In order to colour the Fatou domain, we have chosen a small number ${\displaystyle \epsilon }$ and set the sequences of iteration ${\displaystyle z_{k}(k=0,1,2,...,z_{0}=z)}$ to stop when ${\displaystyle |z_{k}-z*|<\epsilon }$, and we colour the point z according to the number k (or the real iteration number, if we prefer a smooth colouring). If we choose a direction from z* given by an angle ${\displaystyle \theta }$, the field line issuing from z* in this direction consists of the points z such that the argument ${\displaystyle \psi }$ of the number ${\displaystyle z_{k}-z*}$ satisfies the condition

${\displaystyle \psi -k\beta =\theta (mod2\pi )}$.

For if we pass an iteration band in the direction of the field lines (and away from the cycle), the iteration number k is increased by 1 and the number ${\displaystyle \psi }$ is increased by ${\displaystyle \beta }$, therefore the number ${\displaystyle \psi -k\beta (mod2\pi )}$ is constant along the field line.

A colouring of the field lines of the Fatou domain means that we colour the spaces between pairs of field lines: we choose a number of regularly situated directions issuing from z*, and in each of these directions we choose two directions around this direction. As it can happen, that the two bounding field lines do not end in the same point of the Julia set, our coloured field lines can ramify (endlessly) in their way towards the Julia set. We can colour on the basis of the distance to the centre line of the field line, and we can mix this colouring with the usual colouring.
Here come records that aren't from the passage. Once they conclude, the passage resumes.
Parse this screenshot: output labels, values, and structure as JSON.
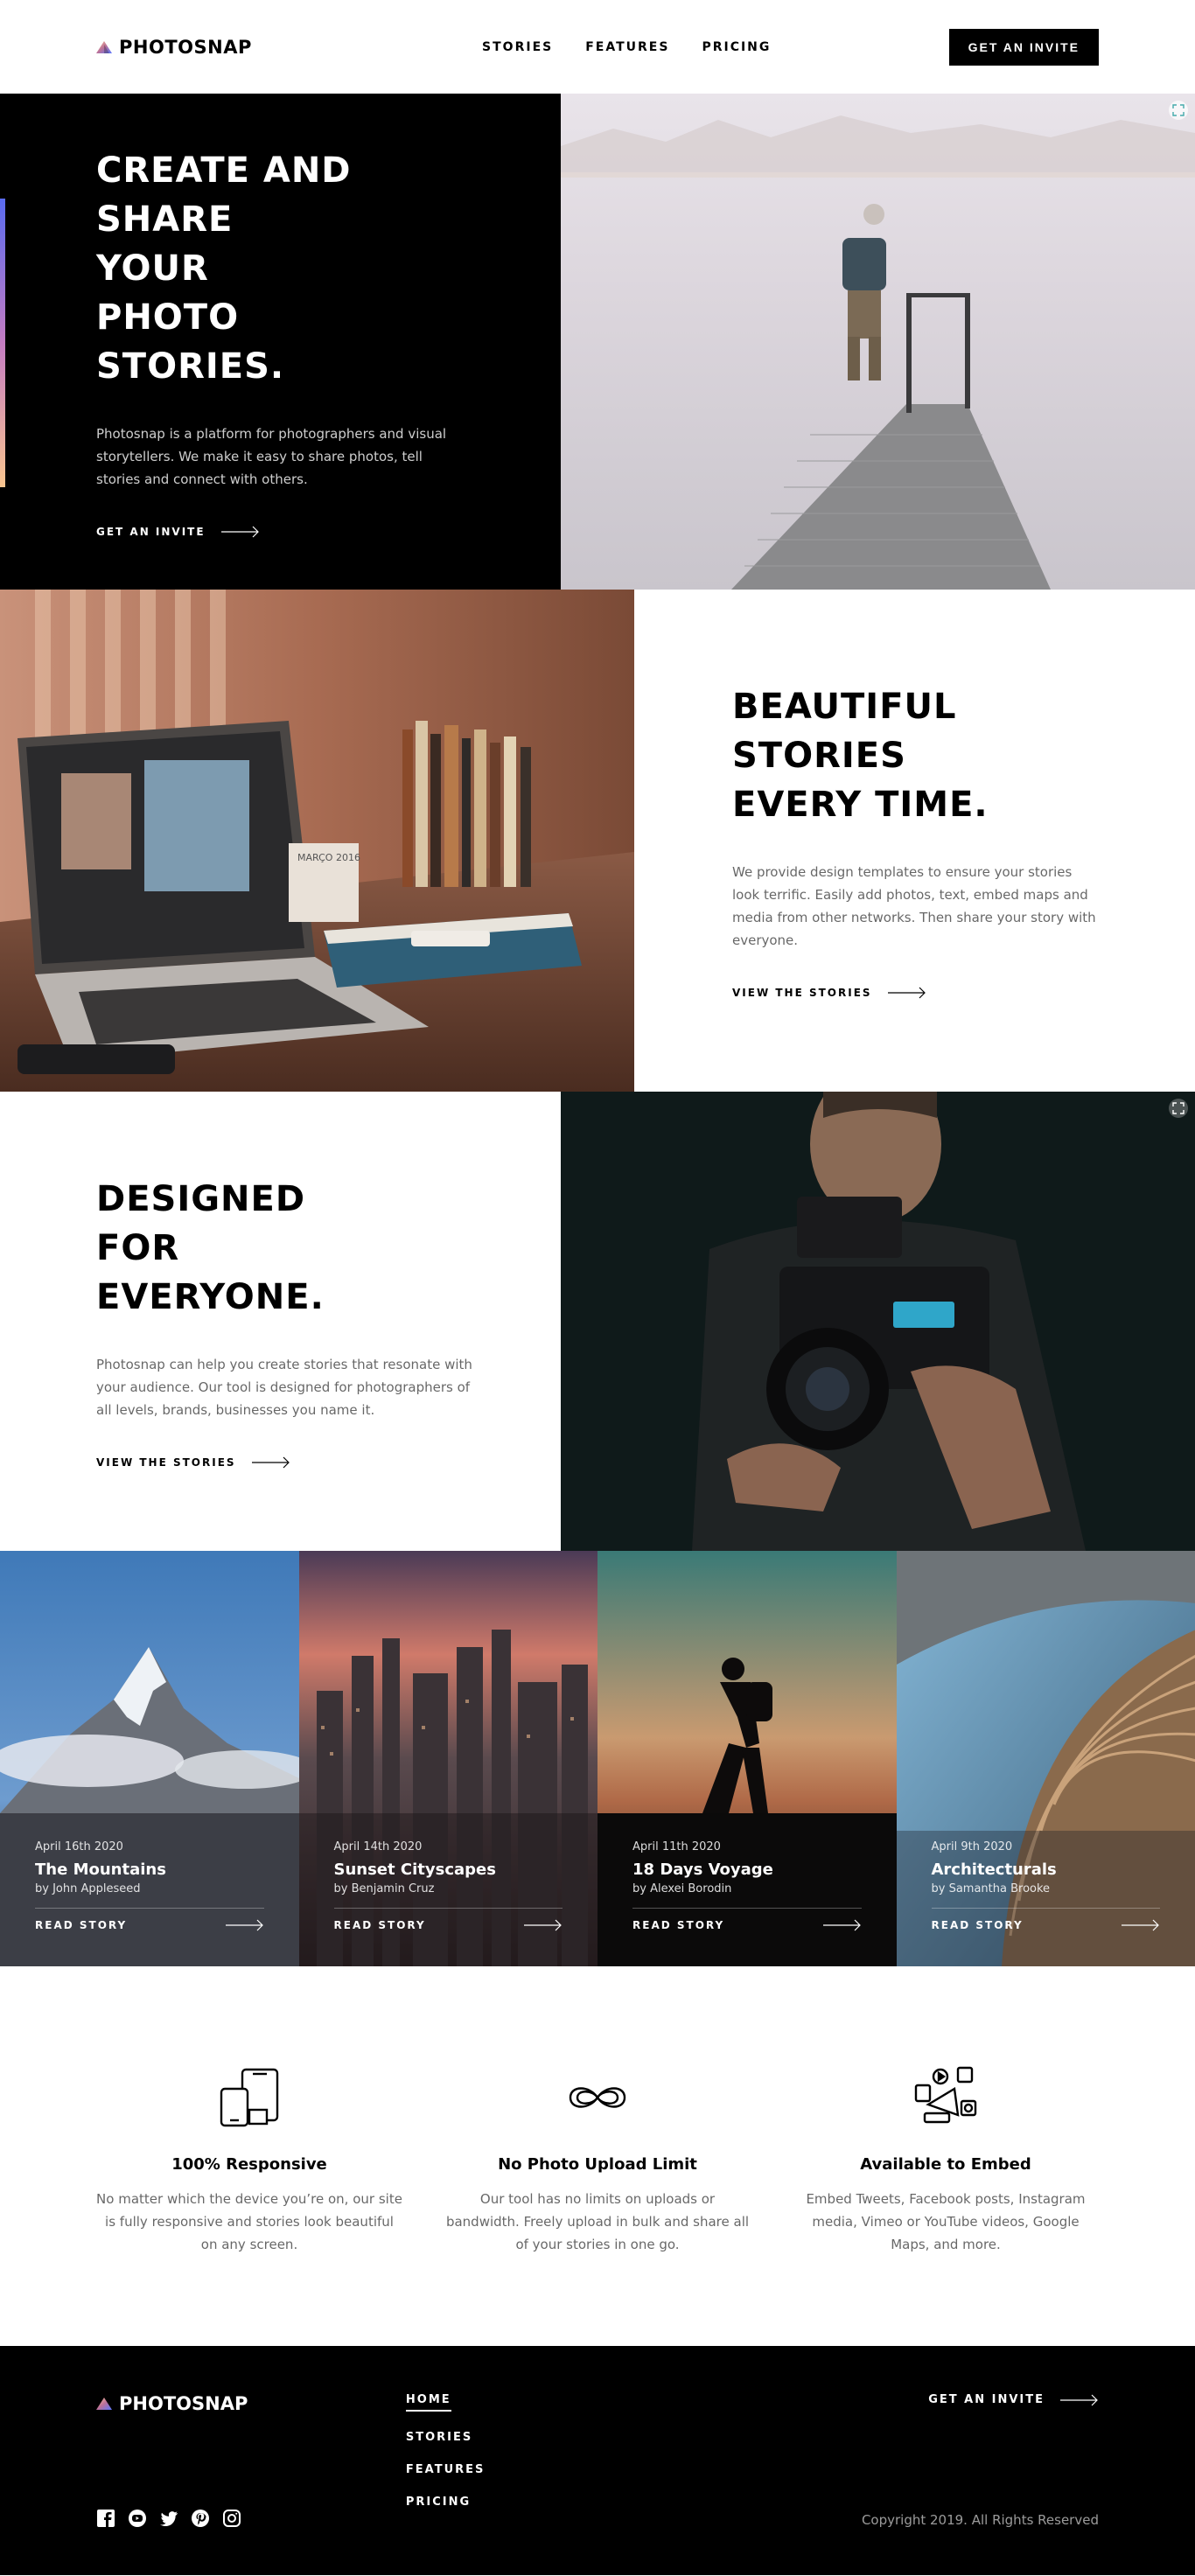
{
  "brand": {
    "name": "PHOTOSNAP",
    "gradient": [
      "#FFC593",
      "#BC7198",
      "#5A77FF"
    ]
  },
  "header": {
    "nav": [
      {
        "label": "STORIES"
      },
      {
        "label": "FEATURES"
      },
      {
        "label": "PRICING"
      }
    ],
    "cta_label": "GET AN INVITE"
  },
  "hero": {
    "title": "CREATE AND SHARE YOUR PHOTO STORIES.",
    "body": "Photosnap is a platform for photographers and visual storytellers. We make it easy to share photos, tell stories and connect with others.",
    "cta": "GET AN INVITE"
  },
  "section_beautiful": {
    "title": "BEAUTIFUL STORIES EVERY TIME.",
    "body": "We provide design templates to ensure your stories look terrific. Easily add photos, text, embed maps and media from other networks. Then share your story with everyone.",
    "cta": "VIEW THE STORIES"
  },
  "section_designed": {
    "title": "DESIGNED FOR EVERYONE.",
    "body": "Photosnap can help you create stories that resonate with your audience. Our tool is designed for photographers of all levels, brands, businesses you name it.",
    "cta": "VIEW THE STORIES"
  },
  "stories": [
    {
      "date": "April 16th 2020",
      "title": "The Mountains",
      "author": "by John Appleseed",
      "cta": "READ STORY"
    },
    {
      "date": "April 14th 2020",
      "title": "Sunset Cityscapes",
      "author": "by Benjamin Cruz",
      "cta": "READ STORY"
    },
    {
      "date": "April 11th 2020",
      "title": "18 Days Voyage",
      "author": "by Alexei Borodin",
      "cta": "READ STORY"
    },
    {
      "date": "April 9th 2020",
      "title": "Architecturals",
      "author": "by Samantha Brooke",
      "cta": "READ STORY"
    }
  ],
  "features": [
    {
      "icon": "responsive-devices-icon",
      "title": "100% Responsive",
      "body": "No matter which the device you’re on, our site is fully responsive and stories look beautiful on any screen."
    },
    {
      "icon": "infinity-icon",
      "title": "No Photo Upload Limit",
      "body": "Our tool has no limits on uploads or bandwidth. Freely upload in bulk and share all of your stories in one go."
    },
    {
      "icon": "embed-media-icon",
      "title": "Available to Embed",
      "body": "Embed Tweets, Facebook posts, Instagram media, Vimeo or YouTube videos, Google Maps, and more."
    }
  ],
  "footer": {
    "nav": [
      {
        "label": "HOME",
        "active": true
      },
      {
        "label": "STORIES"
      },
      {
        "label": "FEATURES"
      },
      {
        "label": "PRICING"
      }
    ],
    "socials": [
      "facebook-icon",
      "youtube-icon",
      "twitter-icon",
      "pinterest-icon",
      "instagram-icon"
    ],
    "cta": "GET AN INVITE",
    "copyright": "Copyright 2019. All Rights Reserved"
  }
}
Let n be the number of field lines and let t be their relative thickness (a number in the interval [0, 1]). For the point z, we have calculated the number ${\displaystyle \psi -k\beta (mod2\pi )}$, and z belongs to a field line if the number ${\displaystyle v=(\psi -k\beta (mod2\pi ))/(2\pi )}$ (in the interval [0, 1]) satisfies |v - i/n| < t/(2n) for one of the integers i = 0, 1, ..., n, and we can use the number |v - i/n|/(t/(2n)) (in the interval [0, 1] - the relative distance to the centre of the field line) to the colouring.

In the first picture, the function is of the form ${\displaystyle z/2+1/(z-z^{3}/6)+c}$ and we have only coloured a single Fatou domain. The second picture shows that field lines can be made very decorative (the function is of the form ${\displaystyle z/(1+z^{3})+c}$).

Pictures inlaid in Field lines

A (coloured) field line is divided up by the iteration bands, and such a part can be put into a ono-to-one correspondence with the unit square: the one coordinate is the relative distance to one of the bounding field lines, this number is (v - i/n)/(t/(2n)) + 1/2, the other is the relative distance to the inner iteration band, this number is the non-integral part of the real iteration number. Therefore we can put pictures into the field lines. As many as we desire, if we index them according to the iteration number and the number of the field line. However, it seems to be difficult to find fractal motives suitable for placing of pictures - if the intention is a picture of some artistic value. But we can restrict the drawing to the field lines (and possibly introduce transparency in the inlaid pictures), and let the domain outside the field lines be another fractal motif (third picture).

### Filled-in Julia sets

Filled-in Julia set for ${\displaystyle z^{3}+c}$

The complement to a Fatou domain is called a filled-in Julia set. It is the union of the Julia set and the other Fatou domains. The outer Fatou domain is usually that containing ∞, and the filled-in Julia set is usually coloured black, like the Mandelbrot set. The program is easier to write, but it runs more slowly, because the maximum iteration number is reached for the black points. As the fine Julia sets frequently only have a single Fatou domain, you can as well make such an easier program that only colours a single Fatou domain. You choose a point in the outer Fatou domain and iterate this a large number of times in order to find the attracting cycle, and then the filled-in Julia set consists of the points that are not iterated towards this cycle. If the degree of the rational function is at least two, the filled-in Julia set for the Fatou domain containing ∞ consists of the point whose sequence of iteration remains bounded.